Given that touchdowns are not the only way to score in the red zone, that last title (scoring percentage) is certainly a misnomer.  In looking at all this, it's always bothered me that people would calculate the percentage this way.  One alternative is of course Football Outsiders' use of DVOA, which they can apply down to specific zones on the field, including the red zone.

In looking back at 2009 through traditional stats and the more advanced metrics of FO, we see the following:

According to teamrankings.com, the 49ers finished 5th in red zone scoring percentage on offense and and 1st in opponent scoring percentage for red zone defense.  According to Football Outsiders, the 49ers finished 4th on offense in the red zone and 2nd on defense in the red zone.  So clearly the rankings are relatively close.  Nonetheless, the idea of scoring percentage still drives me crazy.  After all, according to the traditional "scoring percentage" formula, a touchdown is worth "1 point," if you will, while a field goal, interception, blocked field goal, turnover on downs, etc is worth 0 points in the formula.  Wouldn't it make sense to give some kind of value to a field goal?

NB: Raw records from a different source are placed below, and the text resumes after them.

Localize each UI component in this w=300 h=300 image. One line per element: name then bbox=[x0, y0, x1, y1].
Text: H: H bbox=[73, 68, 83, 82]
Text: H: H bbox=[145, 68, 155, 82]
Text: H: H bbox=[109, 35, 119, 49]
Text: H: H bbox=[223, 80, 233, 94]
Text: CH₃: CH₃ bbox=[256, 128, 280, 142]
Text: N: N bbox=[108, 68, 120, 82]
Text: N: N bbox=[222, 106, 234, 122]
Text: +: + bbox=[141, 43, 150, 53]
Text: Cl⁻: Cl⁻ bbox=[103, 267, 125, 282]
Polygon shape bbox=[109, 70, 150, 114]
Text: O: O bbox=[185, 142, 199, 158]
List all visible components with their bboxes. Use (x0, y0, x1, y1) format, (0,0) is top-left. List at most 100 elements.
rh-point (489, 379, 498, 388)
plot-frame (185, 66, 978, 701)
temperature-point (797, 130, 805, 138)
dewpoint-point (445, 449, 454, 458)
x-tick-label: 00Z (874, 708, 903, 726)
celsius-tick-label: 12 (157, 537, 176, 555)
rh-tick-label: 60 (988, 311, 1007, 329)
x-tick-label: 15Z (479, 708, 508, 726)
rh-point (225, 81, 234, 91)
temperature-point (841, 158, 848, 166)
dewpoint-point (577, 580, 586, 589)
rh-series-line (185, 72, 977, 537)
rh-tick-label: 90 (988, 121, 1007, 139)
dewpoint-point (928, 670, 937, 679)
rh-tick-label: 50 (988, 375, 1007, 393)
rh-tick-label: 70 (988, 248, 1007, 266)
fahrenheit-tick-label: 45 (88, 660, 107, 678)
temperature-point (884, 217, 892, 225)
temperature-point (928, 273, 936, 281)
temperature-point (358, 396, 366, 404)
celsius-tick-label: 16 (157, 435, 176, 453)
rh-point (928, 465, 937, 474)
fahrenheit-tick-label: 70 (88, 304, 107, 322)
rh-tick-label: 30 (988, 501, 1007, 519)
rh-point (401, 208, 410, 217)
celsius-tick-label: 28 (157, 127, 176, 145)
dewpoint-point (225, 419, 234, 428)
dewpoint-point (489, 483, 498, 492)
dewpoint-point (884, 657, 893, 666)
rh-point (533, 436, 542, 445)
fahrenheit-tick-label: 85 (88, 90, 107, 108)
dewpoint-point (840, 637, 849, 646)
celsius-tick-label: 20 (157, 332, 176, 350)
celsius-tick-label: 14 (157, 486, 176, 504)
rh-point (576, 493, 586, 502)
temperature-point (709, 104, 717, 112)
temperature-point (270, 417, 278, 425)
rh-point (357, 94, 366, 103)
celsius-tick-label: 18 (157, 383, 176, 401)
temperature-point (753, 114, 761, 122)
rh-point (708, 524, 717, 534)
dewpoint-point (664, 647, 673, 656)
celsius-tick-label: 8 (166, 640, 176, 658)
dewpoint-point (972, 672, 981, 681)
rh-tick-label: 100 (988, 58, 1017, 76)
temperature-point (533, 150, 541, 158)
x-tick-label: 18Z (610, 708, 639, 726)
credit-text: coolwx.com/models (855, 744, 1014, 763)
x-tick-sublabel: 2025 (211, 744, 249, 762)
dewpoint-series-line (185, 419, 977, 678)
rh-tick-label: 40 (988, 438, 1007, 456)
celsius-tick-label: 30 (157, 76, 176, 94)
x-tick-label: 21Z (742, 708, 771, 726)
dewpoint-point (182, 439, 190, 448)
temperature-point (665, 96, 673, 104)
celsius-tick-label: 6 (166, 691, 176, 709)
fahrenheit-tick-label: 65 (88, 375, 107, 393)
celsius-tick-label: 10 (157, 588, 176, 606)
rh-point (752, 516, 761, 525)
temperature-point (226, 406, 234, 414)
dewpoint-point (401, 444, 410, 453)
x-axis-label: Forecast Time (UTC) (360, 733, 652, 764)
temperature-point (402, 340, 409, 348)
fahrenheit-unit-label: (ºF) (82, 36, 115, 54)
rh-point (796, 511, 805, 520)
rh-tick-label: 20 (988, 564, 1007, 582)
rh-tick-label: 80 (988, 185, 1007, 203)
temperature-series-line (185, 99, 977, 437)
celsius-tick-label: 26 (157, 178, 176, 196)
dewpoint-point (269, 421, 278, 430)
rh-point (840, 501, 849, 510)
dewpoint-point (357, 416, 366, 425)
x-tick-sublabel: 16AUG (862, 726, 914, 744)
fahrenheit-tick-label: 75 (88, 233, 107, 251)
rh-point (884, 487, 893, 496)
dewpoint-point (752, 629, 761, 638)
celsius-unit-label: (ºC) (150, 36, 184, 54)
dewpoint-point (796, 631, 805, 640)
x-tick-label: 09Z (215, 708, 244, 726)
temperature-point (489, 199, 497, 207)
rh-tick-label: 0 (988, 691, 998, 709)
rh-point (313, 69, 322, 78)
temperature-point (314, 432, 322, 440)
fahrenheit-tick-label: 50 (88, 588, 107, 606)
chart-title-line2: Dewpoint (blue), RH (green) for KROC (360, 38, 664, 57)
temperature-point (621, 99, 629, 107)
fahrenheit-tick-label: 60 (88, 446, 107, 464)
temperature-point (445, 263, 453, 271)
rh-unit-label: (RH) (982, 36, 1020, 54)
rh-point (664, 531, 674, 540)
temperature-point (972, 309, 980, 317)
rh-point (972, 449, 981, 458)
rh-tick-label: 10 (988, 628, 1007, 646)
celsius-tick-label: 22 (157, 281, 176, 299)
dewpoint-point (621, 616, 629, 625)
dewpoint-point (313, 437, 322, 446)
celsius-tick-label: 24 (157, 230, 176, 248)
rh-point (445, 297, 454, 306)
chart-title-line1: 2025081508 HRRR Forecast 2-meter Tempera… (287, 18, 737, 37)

Looking back at the 49ers 2009 season, their offense finished 23/39 in the red zone based on the traditional formula.  That means 16 of their red zone trips were "unsuccessful."  In looking at those 16 specific visits to the red zone, the 49ers made 11 field goals, while having 2 turnovers on downs, 1 fumble, 1 blocked field goal and 1 missed field goal.  The point of football is to score more points than your opponent.  How can you say a field goal in the red zone is the equivalent of an interception?

If we look at the team's defense, the same issue arises.  The 49ers defense finished 19/47 in the red zone, meaning 19 touchdowns were scored.  Of the remaining 28 red zone defenses, the opposing offense successfully kicked 19 field goals, threw four interceptions, had 1 blocked field goal, 1 missed field goal, gave up 2 fumbles and had 1 turnover on downs.

Wouldn't it make more sense to potentially give 1/2 credit for a field goal in the red one?  So, looking at the 49ers offense, instead of finishing with a red zone scoring percentage of 59% (23/39), they'd finish with a percentage of 73% ((23+ (11*.5))/39).  Under that equation, you reflect the fact that the 49ers did in fact score some points.  If you wanted, you could even knock it down to less than 1/2 credit since the odds of scoring a touchdown would likely be higher in the red zone.  Either way, you'd be reflecting these other scoring situations.